I keep seeing the same pattern in AI translation workflows. Teams put a lot of thought into glossary rules, tone, validation commands, and file scoping, but they leave the model choice as an implementation detail of the tool. That feels convenient until it stops being convenient.

The model is not an implementation detail anymore. It shapes the output too much.

Two repositories can carry the same L10N.md guidance and still produce very different translations because one run went through a fast model and the other through a more capable one. The wording changes. The discipline around formatting changes. The ability to respect subtle instructions changes. If that decision lives outside the repository, the repository is no longer the full contract.

A global default stops working surprisingly fast

A single model default sounds fine when you look at translation as one task. Most repositories are not one task.

A marketing page, an error catalog, release notes, and a legal document do not need the same trade-off. Some scopes need raw speed. Some need lower cost. Some need a model that is better at following structure and tone without drifting. We already introduced scoped L10N.md files because translation context is not uniform across a repository. Model selection follows the same logic.

If the spec can describe that docs/ and website/ need different rules, it should also be able to describe that they need different models.

This is really about reproducibility

What I want from L10N.md is not just a place to write helpful notes for a tool. I want a repository to describe the translation system it expects with enough precision that another person, or another tool, can reproduce the intent.

That does not mean freezing every runtime detail into the spec. It means capturing the decisions that materially affect output quality.

Model choice clearly does.

Right now, if a team upgrades a translation tool and that tool quietly changes its default model, the output can change even if the repository did not. That is the kind of hidden coupling I want to push out of the shadows. When a translation quality change is intentional, it should show up in code review next to the rest of the translation context.

I do not want the spec to become vendor theater

The obvious risk here is turning the spec into a parade of provider-specific model names that age badly. I do not want that.

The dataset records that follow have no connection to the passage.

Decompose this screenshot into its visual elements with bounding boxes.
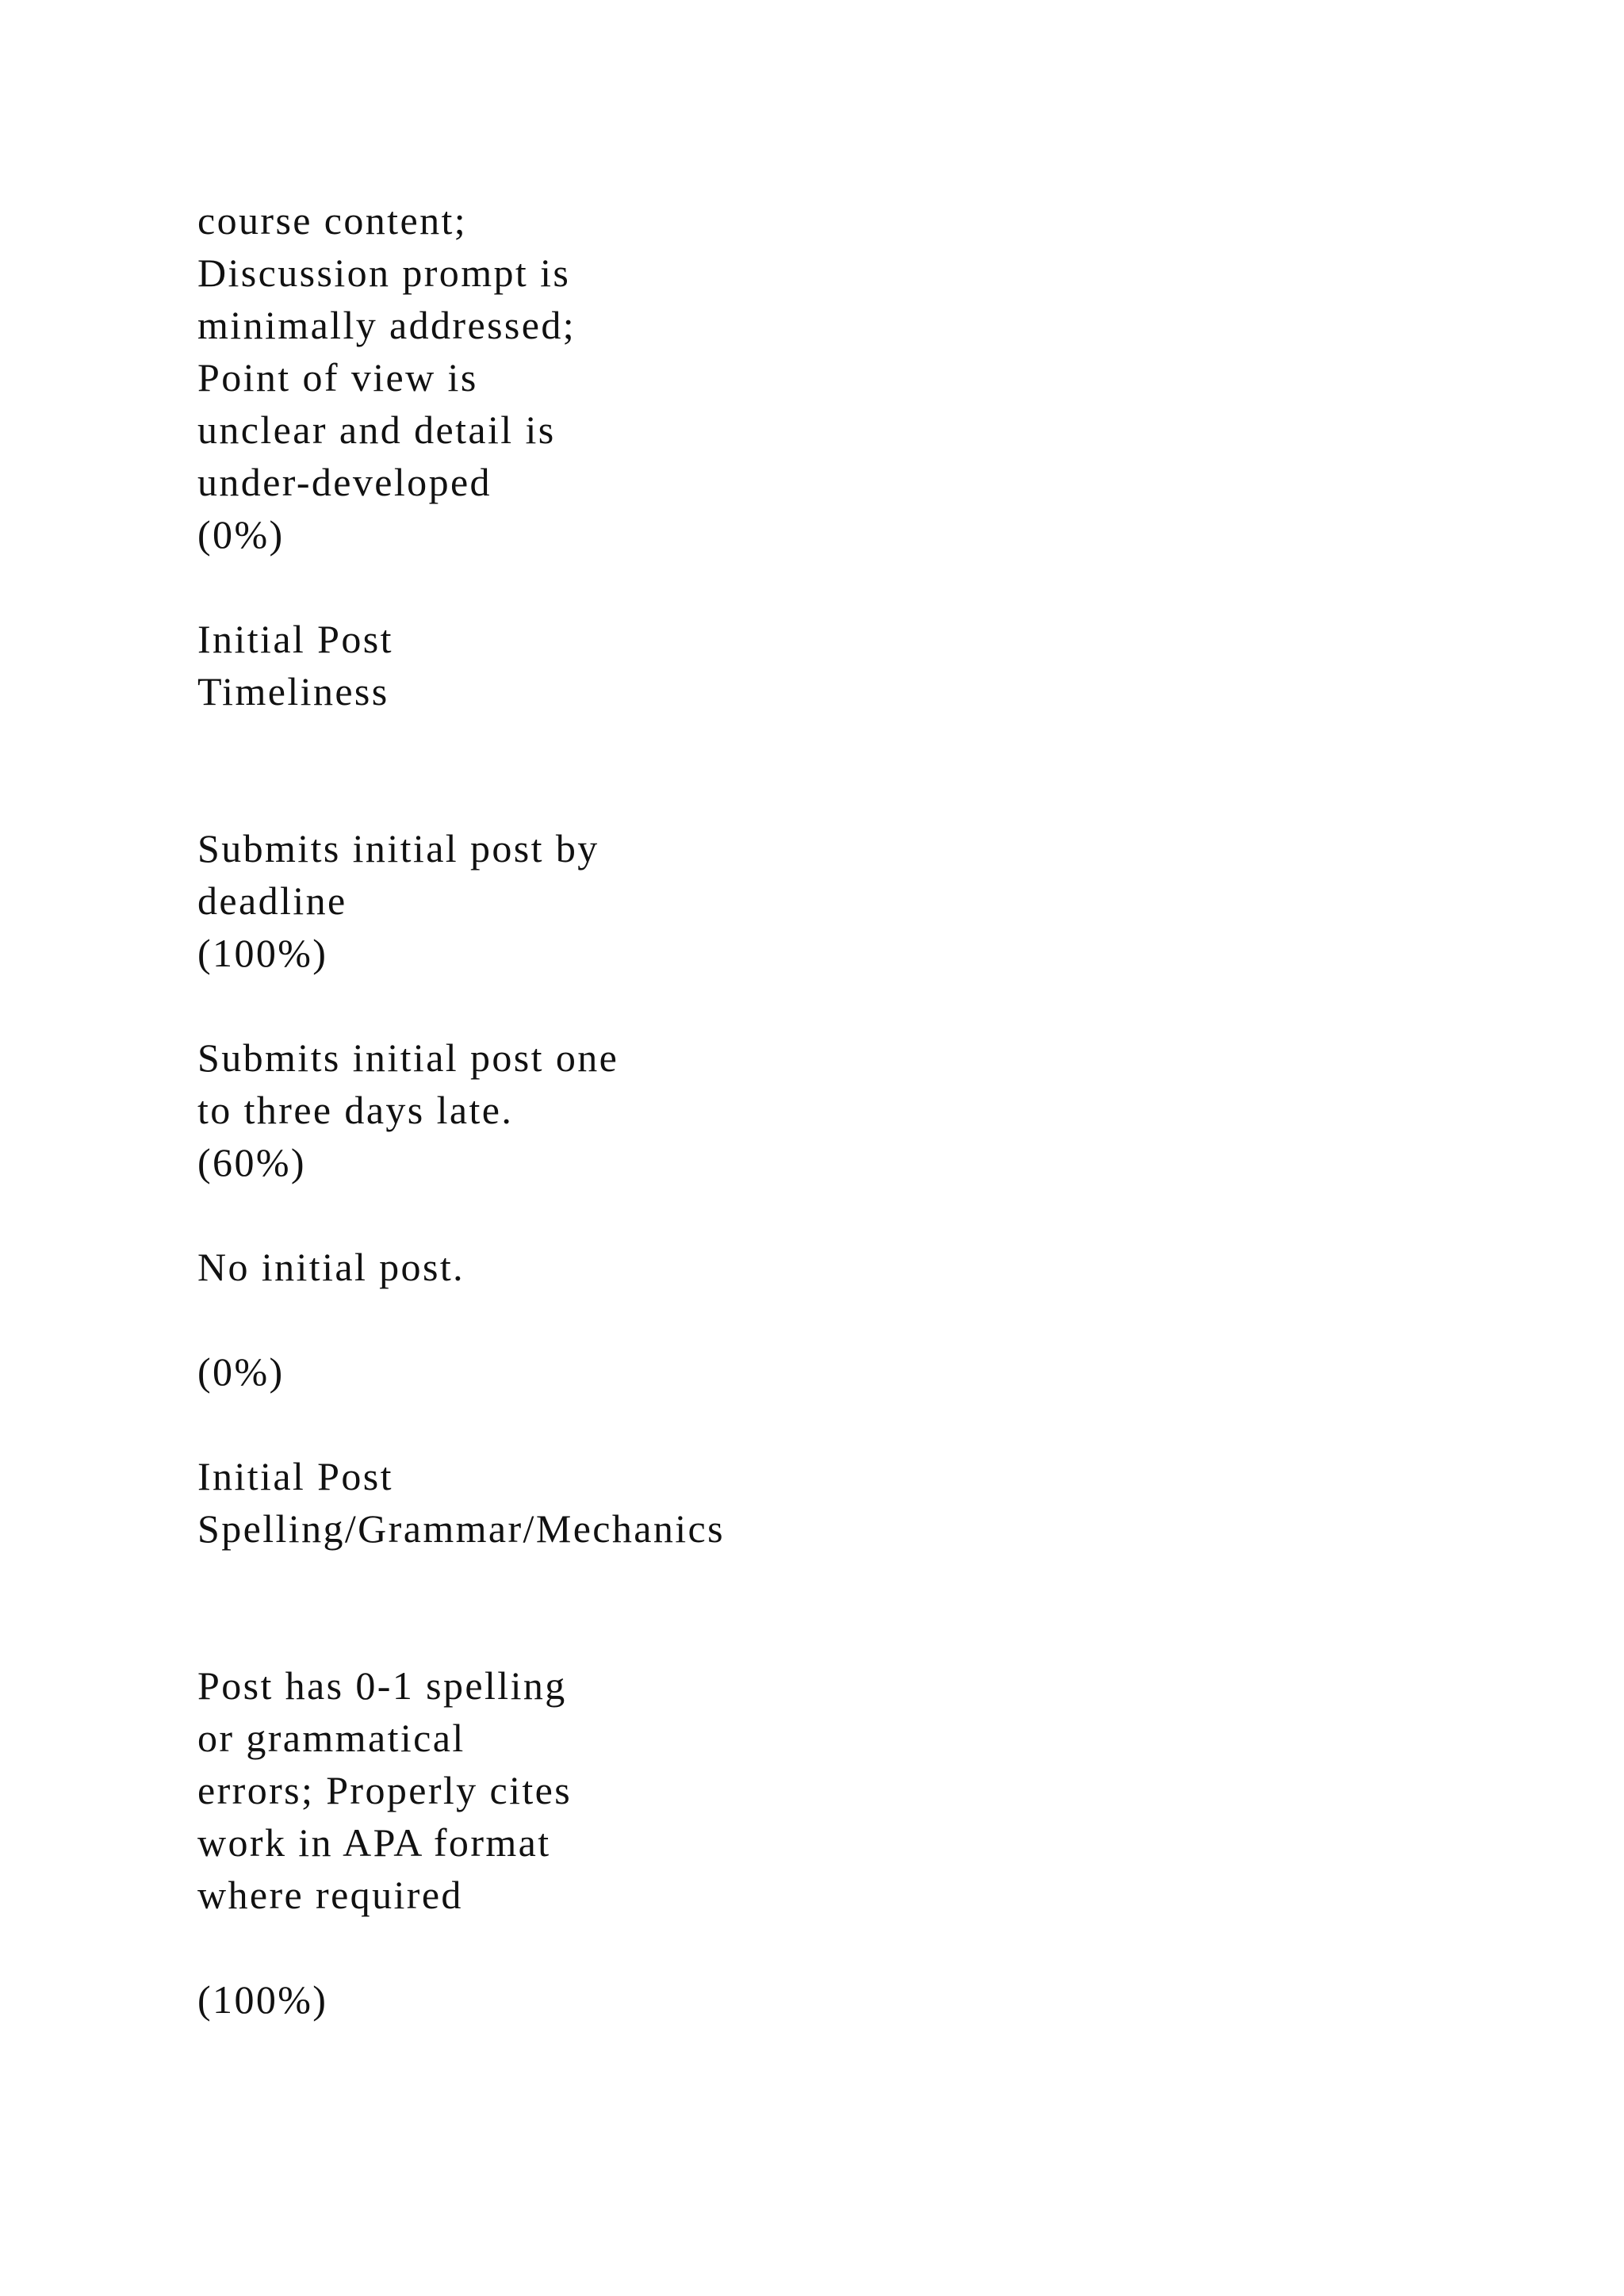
- text-line: unclear and detail is: [197, 408, 556, 452]
- blank-line: [197, 1188, 1545, 1241]
- text-line: Point of view is: [197, 355, 478, 400]
- blank-line: [197, 1921, 1545, 1973]
- text-line: minimally addressed;: [197, 303, 576, 347]
- text-line: work in APA format: [197, 1820, 551, 1865]
- percentage-text: (0%): [197, 1349, 285, 1394]
- text-line: deadline: [197, 878, 347, 923]
- blank-line: [197, 1555, 1545, 1607]
- text-line: errors; Properly cites: [197, 1768, 573, 1812]
- percentage-text: (60%): [197, 1140, 306, 1184]
- text-line: Post has 0-1 spelling: [197, 1663, 567, 1708]
- percentage-text: (100%): [197, 931, 328, 975]
- blank-line: [197, 1607, 1545, 1659]
- text-line: or grammatical: [197, 1716, 465, 1760]
- blank-line: [197, 561, 1545, 613]
- document-text: [197, 194, 1545, 2026]
- text-line: where required: [197, 1873, 463, 1917]
- text-line: Submits initial post one: [197, 1035, 619, 1080]
- text-line: course content;: [197, 198, 468, 243]
- criterion-heading: Initial Post: [197, 617, 393, 661]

The point is not to make L10N.md chase every model release. The point is to let repositories express a stable decision about the class of model they expect for a scope, and let tooling resolve that decision sensibly. Some tools might map it to an exact provider and model identifier. Others might map it to an internal profile. Both are fine as long as the intent is explicit.

In other words, I care more about making the decision visible than about forcing every implementation to encode it the same way.

Why add it now

When I first put the spec together, I wanted the machine-readable surface to stay as small as possible. I still want that. Small specs are easier to adopt and harder to misread.

But minimalism should not turn into denial. If there is a knob that substantially changes the outcome, and if teams are already reaching for that knob in practice, leaving it out of the spec does not keep the system simple. It just moves complexity into undocumented tool configuration.

That is why I want the next version of L10N.md to grow a model field. Not because more configuration is inherently better, but because this particular piece of configuration has become part of translation context itself.